11th President of Tillotson College
- In office 1930–1944
- Preceded by: J. T. Hodges
- Succeeded by: William H. Jones

Personal details
- Born: May 29, 1881 Farmville, Virginia, U.S.
- Died: July 6, 1944 (aged 63) Baltimore, Maryland, U.S.
- Parent: Tazewell Branch (father);
- Education: Virginia State College (BA); University of Chicago (MA);

= Mary Elizabeth Branch =

American educator, college president (1881–1944)

Mary Elizabeth Branch (May 29, 1881 – July 6, 1944) was an American educator and academic administrator. She was Black, and served as president of Tillotson College (now Huston–Tillotson University), a HBCU in Austin, Texas. She was the first female president for the college.

==Early life and education==
Branch was born on May 29, 1881, in Farmville, Virginia, to formerly enslaved parents Tazewell Branch and Harriet Branch. Her father served two terms the Virginia House of Delegates. Both her parents were literate, and taught Mary at home, though she also attended school.

After high school she earned her teaching degree at Virginia State College (now Virginia State University), and taught at an elementary school in Blackstone, Virginia.

==Professional career==
Branch returned to Virginia State College to teach; she stayed there for twenty years, and at the same time earned a BA (1922) and then an MA (1925) from the University of Chicago.

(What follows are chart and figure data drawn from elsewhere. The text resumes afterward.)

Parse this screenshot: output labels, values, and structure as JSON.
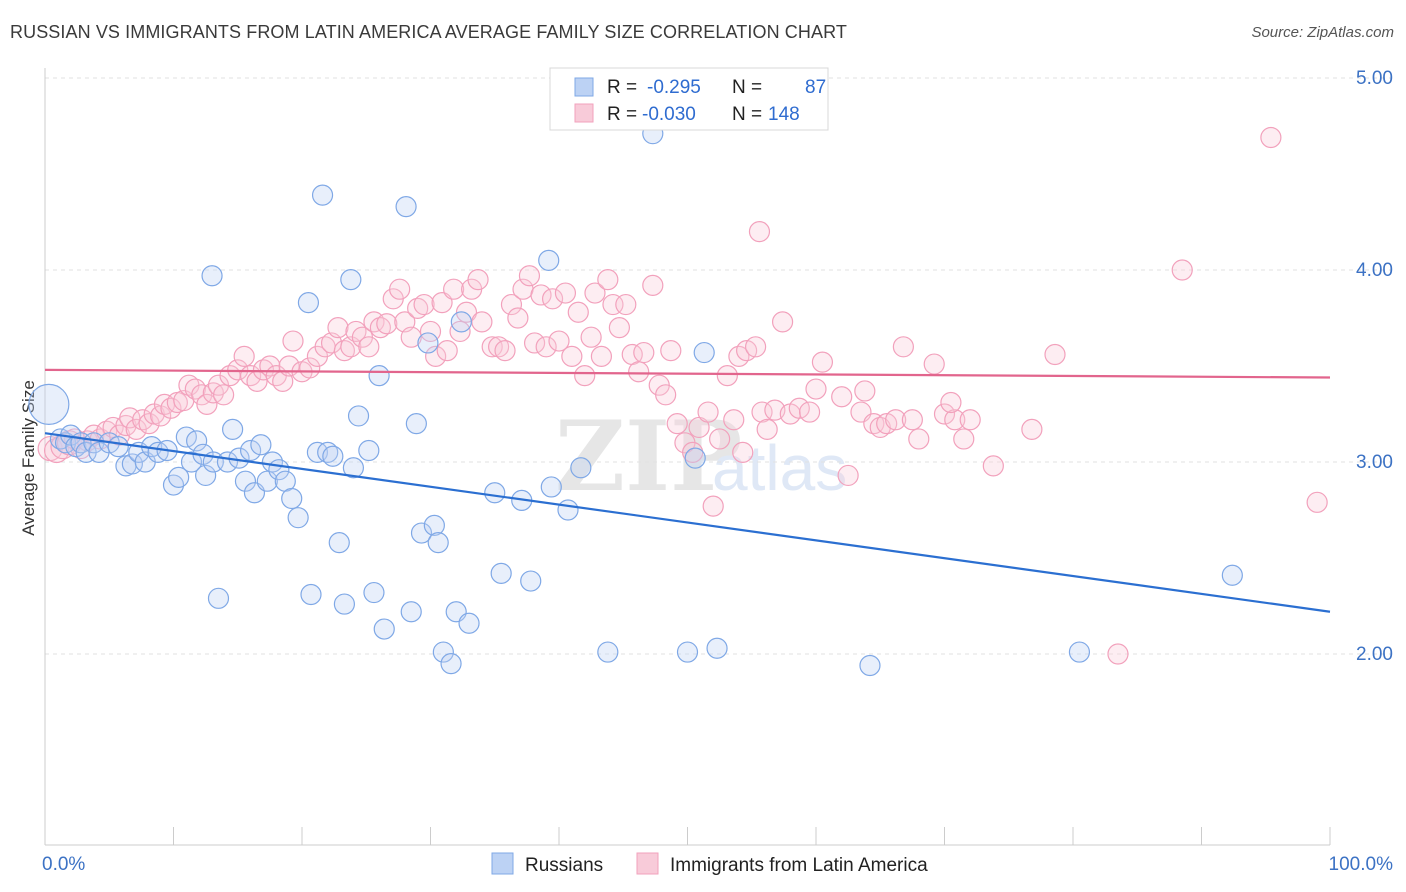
{
  "title": "RUSSIAN VS IMMIGRANTS FROM LATIN AMERICA AVERAGE FAMILY SIZE CORRELATION CHART",
  "source": "Source: ZipAtlas.com",
  "watermark": {
    "zip": "ZIP",
    "atlas": "atlas"
  },
  "legend_box": [
    {
      "r_label": "R =",
      "r_value": "-0.295",
      "n_label": "N =",
      "n_value": "87"
    },
    {
      "r_label": "R =",
      "r_value": "-0.030",
      "n_label": "N =",
      "n_value": "148"
    }
  ],
  "chart_data": {
    "type": "scatter",
    "title": "RUSSIAN VS IMMIGRANTS FROM LATIN AMERICA AVERAGE FAMILY SIZE CORRELATION CHART",
    "xlabel": "",
    "ylabel": "Average Family Size",
    "xlim": [
      0,
      100
    ],
    "ylim": [
      1.0,
      5.1
    ],
    "x_tick_labels": [
      "0.0%",
      "100.0%"
    ],
    "y_ticks": [
      2.0,
      3.0,
      4.0,
      5.0
    ],
    "y_tick_labels": [
      "2.00",
      "3.00",
      "4.00",
      "5.00"
    ],
    "grid": "horizontal dashed",
    "legend": "bottom-center",
    "series": [
      {
        "name": "Russians",
        "color": "#7fa8e6",
        "line_color": "#2b6fd1",
        "trend": {
          "x": [
            0,
            100
          ],
          "y": [
            3.15,
            2.22
          ]
        },
        "points": [
          [
            0.3,
            3.3,
            20
          ],
          [
            1.2,
            3.12,
            10
          ],
          [
            1.6,
            3.1,
            10
          ],
          [
            2.0,
            3.14,
            10
          ],
          [
            2.4,
            3.08,
            10
          ],
          [
            2.8,
            3.1,
            10
          ],
          [
            3.2,
            3.05,
            10
          ],
          [
            3.8,
            3.1,
            10
          ],
          [
            4.2,
            3.05,
            10
          ],
          [
            5.0,
            3.1,
            10
          ],
          [
            5.7,
            3.08,
            10
          ],
          [
            6.3,
            2.98,
            10
          ],
          [
            6.8,
            2.99,
            10
          ],
          [
            7.3,
            3.05,
            10
          ],
          [
            7.8,
            3.0,
            10
          ],
          [
            8.3,
            3.08,
            10
          ],
          [
            8.8,
            3.05,
            10
          ],
          [
            9.5,
            3.06,
            10
          ],
          [
            10.0,
            2.88,
            10
          ],
          [
            10.4,
            2.92,
            10
          ],
          [
            11.0,
            3.13,
            10
          ],
          [
            11.4,
            3.0,
            10
          ],
          [
            11.8,
            3.11,
            10
          ],
          [
            12.3,
            3.04,
            10
          ],
          [
            12.5,
            2.93,
            10
          ],
          [
            13.0,
            3.97,
            10
          ],
          [
            13.1,
            3.0,
            10
          ],
          [
            13.5,
            2.29,
            10
          ],
          [
            14.2,
            3.0,
            10
          ],
          [
            14.6,
            3.17,
            10
          ],
          [
            15.1,
            3.02,
            10
          ],
          [
            15.6,
            2.9,
            10
          ],
          [
            16.0,
            3.06,
            10
          ],
          [
            16.3,
            2.84,
            10
          ],
          [
            16.8,
            3.09,
            10
          ],
          [
            17.3,
            2.9,
            10
          ],
          [
            17.7,
            3.0,
            10
          ],
          [
            18.2,
            2.96,
            10
          ],
          [
            18.7,
            2.9,
            10
          ],
          [
            19.2,
            2.81,
            10
          ],
          [
            19.7,
            2.71,
            10
          ],
          [
            20.5,
            3.83,
            10
          ],
          [
            20.7,
            2.31,
            10
          ],
          [
            21.2,
            3.05,
            10
          ],
          [
            21.6,
            4.39,
            10
          ],
          [
            22.0,
            3.05,
            10
          ],
          [
            22.4,
            3.03,
            10
          ],
          [
            22.9,
            2.58,
            10
          ],
          [
            23.3,
            2.26,
            10
          ],
          [
            23.8,
            3.95,
            10
          ],
          [
            24.0,
            2.97,
            10
          ],
          [
            24.4,
            3.24,
            10
          ],
          [
            25.2,
            3.06,
            10
          ],
          [
            25.6,
            2.32,
            10
          ],
          [
            26.0,
            3.45,
            10
          ],
          [
            26.4,
            2.13,
            10
          ],
          [
            28.1,
            4.33,
            10
          ],
          [
            28.5,
            2.22,
            10
          ],
          [
            28.9,
            3.2,
            10
          ],
          [
            29.3,
            2.63,
            10
          ],
          [
            29.8,
            3.62,
            10
          ],
          [
            30.3,
            2.67,
            10
          ],
          [
            30.6,
            2.58,
            10
          ],
          [
            31.0,
            2.01,
            10
          ],
          [
            31.6,
            1.95,
            10
          ],
          [
            32.0,
            2.22,
            10
          ],
          [
            32.4,
            3.73,
            10
          ],
          [
            33.0,
            2.16,
            10
          ],
          [
            35.0,
            2.84,
            10
          ],
          [
            35.5,
            2.42,
            10
          ],
          [
            37.1,
            2.8,
            10
          ],
          [
            37.8,
            2.38,
            10
          ],
          [
            39.2,
            4.05,
            10
          ],
          [
            39.4,
            2.87,
            10
          ],
          [
            40.7,
            2.75,
            10
          ],
          [
            41.7,
            2.97,
            10
          ],
          [
            43.8,
            2.01,
            10
          ],
          [
            47.3,
            4.71,
            10
          ],
          [
            50.0,
            2.01,
            10
          ],
          [
            50.6,
            3.02,
            10
          ],
          [
            51.3,
            3.57,
            10
          ],
          [
            52.3,
            2.03,
            10
          ],
          [
            64.2,
            1.94,
            10
          ],
          [
            80.5,
            2.01,
            10
          ],
          [
            92.4,
            2.41,
            10
          ]
        ]
      },
      {
        "name": "Immigrants from Latin America",
        "color": "#f2a1bc",
        "line_color": "#e2658d",
        "trend": {
          "x": [
            0,
            100
          ],
          "y": [
            3.48,
            3.44
          ]
        },
        "points": [
          [
            0.4,
            3.07,
            12
          ],
          [
            0.9,
            3.06,
            12
          ],
          [
            1.4,
            3.08,
            12
          ],
          [
            1.9,
            3.1,
            12
          ],
          [
            2.3,
            3.12,
            10
          ],
          [
            2.8,
            3.07,
            10
          ],
          [
            3.3,
            3.11,
            10
          ],
          [
            3.8,
            3.14,
            10
          ],
          [
            4.3,
            3.12,
            10
          ],
          [
            4.8,
            3.16,
            10
          ],
          [
            5.3,
            3.18,
            10
          ],
          [
            5.8,
            3.14,
            10
          ],
          [
            6.3,
            3.19,
            10
          ],
          [
            6.6,
            3.23,
            10
          ],
          [
            7.1,
            3.17,
            10
          ],
          [
            7.6,
            3.22,
            10
          ],
          [
            8.1,
            3.2,
            10
          ],
          [
            8.5,
            3.25,
            10
          ],
          [
            9.0,
            3.24,
            10
          ],
          [
            9.3,
            3.3,
            10
          ],
          [
            9.8,
            3.28,
            10
          ],
          [
            10.3,
            3.31,
            10
          ],
          [
            10.8,
            3.32,
            10
          ],
          [
            11.2,
            3.4,
            10
          ],
          [
            11.7,
            3.38,
            10
          ],
          [
            12.2,
            3.35,
            10
          ],
          [
            12.6,
            3.3,
            10
          ],
          [
            13.1,
            3.36,
            10
          ],
          [
            13.5,
            3.4,
            10
          ],
          [
            13.9,
            3.35,
            10
          ],
          [
            14.4,
            3.45,
            10
          ],
          [
            15.0,
            3.48,
            10
          ],
          [
            15.5,
            3.55,
            10
          ],
          [
            16.0,
            3.45,
            10
          ],
          [
            16.5,
            3.42,
            10
          ],
          [
            17.0,
            3.48,
            10
          ],
          [
            17.5,
            3.5,
            10
          ],
          [
            18.0,
            3.45,
            10
          ],
          [
            18.5,
            3.42,
            10
          ],
          [
            19.0,
            3.5,
            10
          ],
          [
            19.3,
            3.63,
            10
          ],
          [
            20.0,
            3.47,
            10
          ],
          [
            20.6,
            3.49,
            10
          ],
          [
            21.2,
            3.55,
            10
          ],
          [
            21.8,
            3.6,
            10
          ],
          [
            22.3,
            3.62,
            10
          ],
          [
            22.8,
            3.7,
            10
          ],
          [
            23.3,
            3.58,
            10
          ],
          [
            23.8,
            3.6,
            10
          ],
          [
            24.2,
            3.68,
            10
          ],
          [
            24.7,
            3.65,
            10
          ],
          [
            25.2,
            3.6,
            10
          ],
          [
            25.6,
            3.73,
            10
          ],
          [
            26.1,
            3.7,
            10
          ],
          [
            26.6,
            3.72,
            10
          ],
          [
            27.1,
            3.85,
            10
          ],
          [
            27.6,
            3.9,
            10
          ],
          [
            28.0,
            3.73,
            10
          ],
          [
            28.5,
            3.65,
            10
          ],
          [
            29.0,
            3.8,
            10
          ],
          [
            29.5,
            3.82,
            10
          ],
          [
            30.0,
            3.68,
            10
          ],
          [
            30.4,
            3.55,
            10
          ],
          [
            30.9,
            3.83,
            10
          ],
          [
            31.3,
            3.58,
            10
          ],
          [
            31.8,
            3.9,
            10
          ],
          [
            32.3,
            3.68,
            10
          ],
          [
            32.8,
            3.78,
            10
          ],
          [
            33.2,
            3.9,
            10
          ],
          [
            33.7,
            3.95,
            10
          ],
          [
            34.0,
            3.73,
            10
          ],
          [
            34.8,
            3.6,
            10
          ],
          [
            35.3,
            3.6,
            10
          ],
          [
            35.8,
            3.58,
            10
          ],
          [
            36.3,
            3.82,
            10
          ],
          [
            36.8,
            3.75,
            10
          ],
          [
            37.2,
            3.9,
            10
          ],
          [
            37.7,
            3.97,
            10
          ],
          [
            38.1,
            3.62,
            10
          ],
          [
            38.6,
            3.87,
            10
          ],
          [
            39.0,
            3.6,
            10
          ],
          [
            39.5,
            3.85,
            10
          ],
          [
            40.0,
            3.63,
            10
          ],
          [
            40.5,
            3.88,
            10
          ],
          [
            41.0,
            3.55,
            10
          ],
          [
            41.5,
            3.78,
            10
          ],
          [
            42.0,
            3.45,
            10
          ],
          [
            42.5,
            3.65,
            10
          ],
          [
            42.8,
            3.88,
            10
          ],
          [
            43.3,
            3.55,
            10
          ],
          [
            43.8,
            3.95,
            10
          ],
          [
            44.2,
            3.82,
            10
          ],
          [
            44.7,
            3.7,
            10
          ],
          [
            45.2,
            3.82,
            10
          ],
          [
            45.7,
            3.56,
            10
          ],
          [
            46.2,
            3.47,
            10
          ],
          [
            46.6,
            3.57,
            10
          ],
          [
            47.3,
            3.92,
            10
          ],
          [
            47.8,
            3.4,
            10
          ],
          [
            48.3,
            3.35,
            10
          ],
          [
            48.7,
            3.58,
            10
          ],
          [
            49.2,
            3.2,
            10
          ],
          [
            49.8,
            3.1,
            10
          ],
          [
            50.4,
            3.05,
            10
          ],
          [
            50.9,
            3.18,
            10
          ],
          [
            51.6,
            3.26,
            10
          ],
          [
            52.0,
            2.77,
            10
          ],
          [
            52.5,
            3.12,
            10
          ],
          [
            53.1,
            3.45,
            10
          ],
          [
            53.6,
            3.22,
            10
          ],
          [
            54.0,
            3.55,
            10
          ],
          [
            54.6,
            3.58,
            10
          ],
          [
            55.3,
            3.6,
            10
          ],
          [
            55.8,
            3.26,
            10
          ],
          [
            56.2,
            3.17,
            10
          ],
          [
            56.8,
            3.27,
            10
          ],
          [
            57.4,
            3.73,
            10
          ],
          [
            58.0,
            3.25,
            10
          ],
          [
            58.7,
            3.28,
            10
          ],
          [
            59.5,
            3.26,
            10
          ],
          [
            60.5,
            3.52,
            10
          ],
          [
            62.0,
            3.34,
            10
          ],
          [
            63.5,
            3.26,
            10
          ],
          [
            63.8,
            3.37,
            10
          ],
          [
            64.5,
            3.2,
            10
          ],
          [
            65.0,
            3.18,
            10
          ],
          [
            65.5,
            3.2,
            10
          ],
          [
            66.2,
            3.22,
            10
          ],
          [
            66.8,
            3.6,
            10
          ],
          [
            67.5,
            3.22,
            10
          ],
          [
            68.0,
            3.12,
            10
          ],
          [
            69.2,
            3.51,
            10
          ],
          [
            70.0,
            3.25,
            10
          ],
          [
            70.8,
            3.22,
            10
          ],
          [
            71.5,
            3.12,
            10
          ],
          [
            72.0,
            3.22,
            10
          ],
          [
            73.8,
            2.98,
            10
          ],
          [
            76.8,
            3.17,
            10
          ],
          [
            54.3,
            3.05,
            10
          ],
          [
            60.0,
            3.38,
            10
          ],
          [
            62.5,
            2.93,
            10
          ],
          [
            78.6,
            3.56,
            10
          ],
          [
            55.6,
            4.2,
            10
          ],
          [
            83.5,
            2.0,
            10
          ],
          [
            95.4,
            4.69,
            10
          ],
          [
            99.0,
            2.79,
            10
          ],
          [
            88.5,
            4.0,
            10
          ],
          [
            70.5,
            3.31,
            10
          ]
        ]
      }
    ]
  }
}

After Virginia State College, Branch became a dean at Vashon High School in St Louis. After that she became president at Tillotson College in Austin, Texas, where she stayed until retirement. The college had seen enrollment decline, and the year before Branch's arrival it was demoted to a junior college for women. Branch had new buildings built and existing ones renovated. The library was enlarged, and so was the number of teachers. With a successful recruitment strategy, aided by her ability to raise funds, she managed to grow enrollment from less than 150 in 1930 to 500. She also strengthened ties with the community.

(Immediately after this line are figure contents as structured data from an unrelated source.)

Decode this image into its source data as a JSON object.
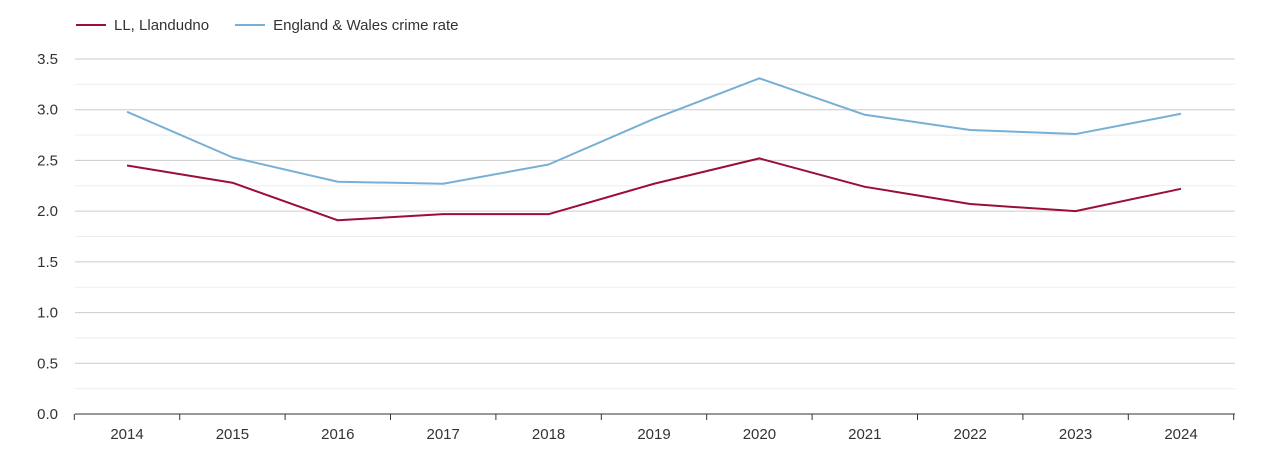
{
  "chart_data": {
    "type": "line",
    "title": "",
    "xlabel": "",
    "ylabel": "",
    "categories": [
      "2014",
      "2015",
      "2016",
      "2017",
      "2018",
      "2019",
      "2020",
      "2021",
      "2022",
      "2023",
      "2024"
    ],
    "series": [
      {
        "name": "LL, Llandudno",
        "color": "#9b0e35",
        "values": [
          2.45,
          2.28,
          1.91,
          1.97,
          1.97,
          2.27,
          2.52,
          2.24,
          2.07,
          2.0,
          2.22
        ]
      },
      {
        "name": "England & Wales crime rate",
        "color": "#77b0d6",
        "values": [
          2.98,
          2.53,
          2.29,
          2.27,
          2.46,
          2.91,
          3.31,
          2.95,
          2.8,
          2.76,
          2.96
        ]
      }
    ],
    "ylim": [
      0,
      3.5
    ],
    "yticks": [
      "0.0",
      "0.5",
      "1.0",
      "1.5",
      "2.0",
      "2.5",
      "3.0",
      "3.5"
    ],
    "grid": true,
    "legend_position": "top-left"
  }
}
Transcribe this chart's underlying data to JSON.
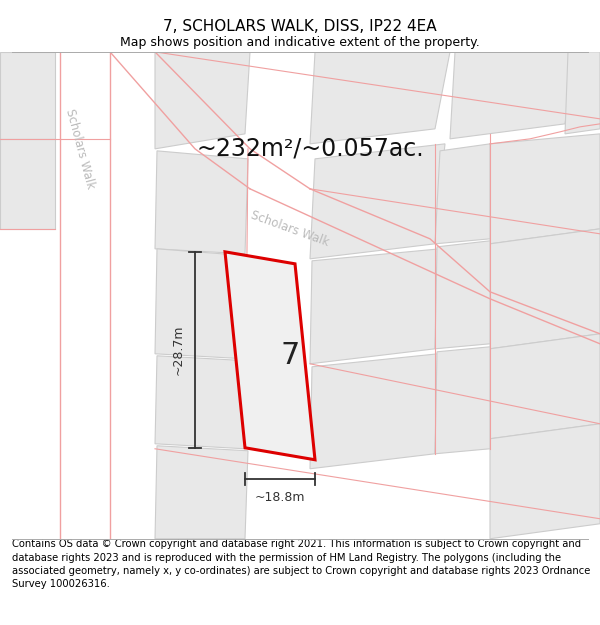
{
  "title": "7, SCHOLARS WALK, DISS, IP22 4EA",
  "subtitle": "Map shows position and indicative extent of the property.",
  "area_text": "~232m²/~0.057ac.",
  "width_label": "~18.8m",
  "height_label": "~28.7m",
  "number_label": "7",
  "footer_text": "Contains OS data © Crown copyright and database right 2021. This information is subject to Crown copyright and database rights 2023 and is reproduced with the permission of HM Land Registry. The polygons (including the associated geometry, namely x, y co-ordinates) are subject to Crown copyright and database rights 2023 Ordnance Survey 100026316.",
  "bg_color": "#ffffff",
  "map_bg": "#ffffff",
  "road_line_color": "#f0a0a0",
  "building_fill": "#e8e8e8",
  "building_edge": "#cccccc",
  "highlight_fill": "#e8e8e8",
  "highlight_stroke": "#dd0000",
  "scholars_walk_label_color": "#bbbbbb",
  "dim_color": "#333333",
  "title_fontsize": 11,
  "subtitle_fontsize": 9,
  "area_fontsize": 17,
  "number_fontsize": 22,
  "label_fontsize": 9,
  "footer_fontsize": 7.2
}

After five years, Tillotson became a co-ed four-year college and joined the American Association of Colleges. Branch was the first and only African American female president of an institution in this Association. In 1944, she assisted in establishing the United Negro College Fund (UNCF) and served as President of the Austine chapter. Branch was a member of Alpha Kappa Alpha.

She died in 1944 in Baltimore, Maryland.

==Awards==
In 1935, Lyndon B. Johnson appointed her to the National Youth's Administration's Negro Advisory Board for Texas. At her alma mater, Virginia State University named a residence after Branch. Branch was awarded degrees of honor from Virginia State College and Howard University.